La 6ème édition de la Rencontre nationale du court-métrage amateur de Chefchaouen s’est ouverte mercredi dernier avec un vibrant hommage au réalisateur et acteur Hamid Zoughi, en reconnaissance de son long parcours dans le cinéma et la télévision.
La cérémonie d’ouverture de cette rencontre organisée par l’Association Talassemtane pour l’environnement et le développement, s’est déroulée en présence de responsables et personnalités du monde de l’art et du cinéma.
Intervenant lors de cette cérémonie, qui a connu la projection du dernier film de Hamid Zoughi “Boulanoir”, le directeur du festival, Mohamed Satar, a indiqué que cette rencontre vise à promouvoir le rôle du cinéma et de la culture en général dans le développement local, en plus de renforcer la présence de la ville de Chefchaouen sur la scène cinématographique nationale.
Cette édition, organisée avec le soutien du Centre cinématographique marocain, du conseil municipal de Chefchaouen et de la province de Chefchaouen, sera marquée par l’organisation d’une conférence sur le thème « Chefchaouen dans le cinéma national et international », d’une rencontre ouverte entre le jury du festival et des élèves d’un établissement scolaire et d’une séance de signature du livre « Chefchaouen, Histoire et civilisation » du chercheur Mohamed El Kadi, a-t-il noté.
Les organisateurs prévoient également un atelier de formation des coordinateurs des clubs de l’environnement dans les établissements scolaires de la province de Chefchaouen, ainsi que des hommages qui seront rendus à plusieurs personnalités culturelles et artistiques locales et nationales.

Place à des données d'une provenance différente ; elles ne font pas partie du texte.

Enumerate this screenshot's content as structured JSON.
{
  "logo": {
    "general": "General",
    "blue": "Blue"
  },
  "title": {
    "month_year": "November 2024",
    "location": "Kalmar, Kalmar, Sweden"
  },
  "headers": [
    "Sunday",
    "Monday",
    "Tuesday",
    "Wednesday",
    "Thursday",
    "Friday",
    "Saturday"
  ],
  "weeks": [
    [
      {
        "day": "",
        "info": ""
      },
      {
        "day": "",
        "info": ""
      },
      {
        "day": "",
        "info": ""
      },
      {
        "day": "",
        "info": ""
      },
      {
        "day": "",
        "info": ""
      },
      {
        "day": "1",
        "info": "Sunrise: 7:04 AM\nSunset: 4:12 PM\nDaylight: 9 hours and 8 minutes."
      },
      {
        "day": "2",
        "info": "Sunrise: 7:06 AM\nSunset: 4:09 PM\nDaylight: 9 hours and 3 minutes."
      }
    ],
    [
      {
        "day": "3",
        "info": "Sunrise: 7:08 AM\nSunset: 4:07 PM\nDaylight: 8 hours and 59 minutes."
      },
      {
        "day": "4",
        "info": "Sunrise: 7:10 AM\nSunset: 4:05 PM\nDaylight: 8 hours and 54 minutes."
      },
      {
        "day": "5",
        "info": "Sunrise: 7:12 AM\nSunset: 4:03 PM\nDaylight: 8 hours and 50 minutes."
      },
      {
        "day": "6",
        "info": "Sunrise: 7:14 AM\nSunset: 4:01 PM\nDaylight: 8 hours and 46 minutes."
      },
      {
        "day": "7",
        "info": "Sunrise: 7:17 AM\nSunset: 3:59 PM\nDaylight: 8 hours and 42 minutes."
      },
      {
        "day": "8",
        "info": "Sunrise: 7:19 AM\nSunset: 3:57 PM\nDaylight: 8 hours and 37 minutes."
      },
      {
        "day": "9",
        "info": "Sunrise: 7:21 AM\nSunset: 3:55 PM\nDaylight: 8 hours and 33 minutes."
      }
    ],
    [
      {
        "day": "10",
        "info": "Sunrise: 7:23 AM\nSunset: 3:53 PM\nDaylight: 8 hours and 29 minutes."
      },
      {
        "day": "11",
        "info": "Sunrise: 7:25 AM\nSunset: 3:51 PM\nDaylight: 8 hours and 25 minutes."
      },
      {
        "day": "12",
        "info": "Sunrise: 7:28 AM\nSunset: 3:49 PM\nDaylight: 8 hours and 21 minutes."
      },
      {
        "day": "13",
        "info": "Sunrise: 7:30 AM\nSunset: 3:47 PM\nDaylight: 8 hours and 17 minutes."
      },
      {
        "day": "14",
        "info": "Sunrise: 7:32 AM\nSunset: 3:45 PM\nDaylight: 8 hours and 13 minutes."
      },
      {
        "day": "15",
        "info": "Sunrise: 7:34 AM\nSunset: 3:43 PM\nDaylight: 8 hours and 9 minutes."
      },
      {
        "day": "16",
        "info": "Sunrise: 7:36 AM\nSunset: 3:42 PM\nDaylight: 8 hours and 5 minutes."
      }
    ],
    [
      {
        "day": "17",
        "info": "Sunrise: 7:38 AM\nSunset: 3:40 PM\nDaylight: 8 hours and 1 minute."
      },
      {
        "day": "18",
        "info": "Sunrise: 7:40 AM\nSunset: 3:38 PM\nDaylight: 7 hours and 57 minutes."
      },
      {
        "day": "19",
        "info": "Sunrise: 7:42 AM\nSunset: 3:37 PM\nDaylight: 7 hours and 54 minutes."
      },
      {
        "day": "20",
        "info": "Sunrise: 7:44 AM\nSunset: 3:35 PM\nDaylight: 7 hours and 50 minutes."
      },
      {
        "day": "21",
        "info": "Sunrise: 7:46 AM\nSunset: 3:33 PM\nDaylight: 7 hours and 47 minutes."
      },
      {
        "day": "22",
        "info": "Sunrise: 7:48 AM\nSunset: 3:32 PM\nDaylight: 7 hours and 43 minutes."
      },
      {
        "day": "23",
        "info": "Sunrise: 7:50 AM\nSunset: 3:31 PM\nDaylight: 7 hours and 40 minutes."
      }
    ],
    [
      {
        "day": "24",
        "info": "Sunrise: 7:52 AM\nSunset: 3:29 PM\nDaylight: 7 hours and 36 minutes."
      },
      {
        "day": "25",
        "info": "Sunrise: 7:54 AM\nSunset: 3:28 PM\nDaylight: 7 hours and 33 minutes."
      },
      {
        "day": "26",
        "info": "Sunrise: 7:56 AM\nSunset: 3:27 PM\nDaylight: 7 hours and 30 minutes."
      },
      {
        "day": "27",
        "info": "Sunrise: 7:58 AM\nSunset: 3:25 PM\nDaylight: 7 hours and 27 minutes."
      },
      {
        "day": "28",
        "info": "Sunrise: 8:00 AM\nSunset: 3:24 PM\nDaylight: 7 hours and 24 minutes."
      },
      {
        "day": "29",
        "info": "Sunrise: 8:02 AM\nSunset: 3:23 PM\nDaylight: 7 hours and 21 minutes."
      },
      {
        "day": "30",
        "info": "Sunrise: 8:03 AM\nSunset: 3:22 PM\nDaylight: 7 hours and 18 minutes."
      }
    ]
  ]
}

Quatorze films sont en lice pour la compétition officielle de cette édition, dont 10 pour la compétition officielle du court métrage amateur, à savoir “Le défunt” d’Abdelmjid Ouloulid, “Ors Eddib” de Mohamed El Houri, “Ali Derham” d’Anas El Khader, “L’écrivain” de Rachid Bouimsaren, “Dans le cadre” de Nabil Jawhar, “L’enfant poupée” de Mounir Alouane, “Hommage” d’Abdelmjid Simou et Anas El Aissi, “L’énigme” de Fidaâ Sbai, “Au suivant” d’Hamid Azizi et “Le clown” de Mohamed Habiballah.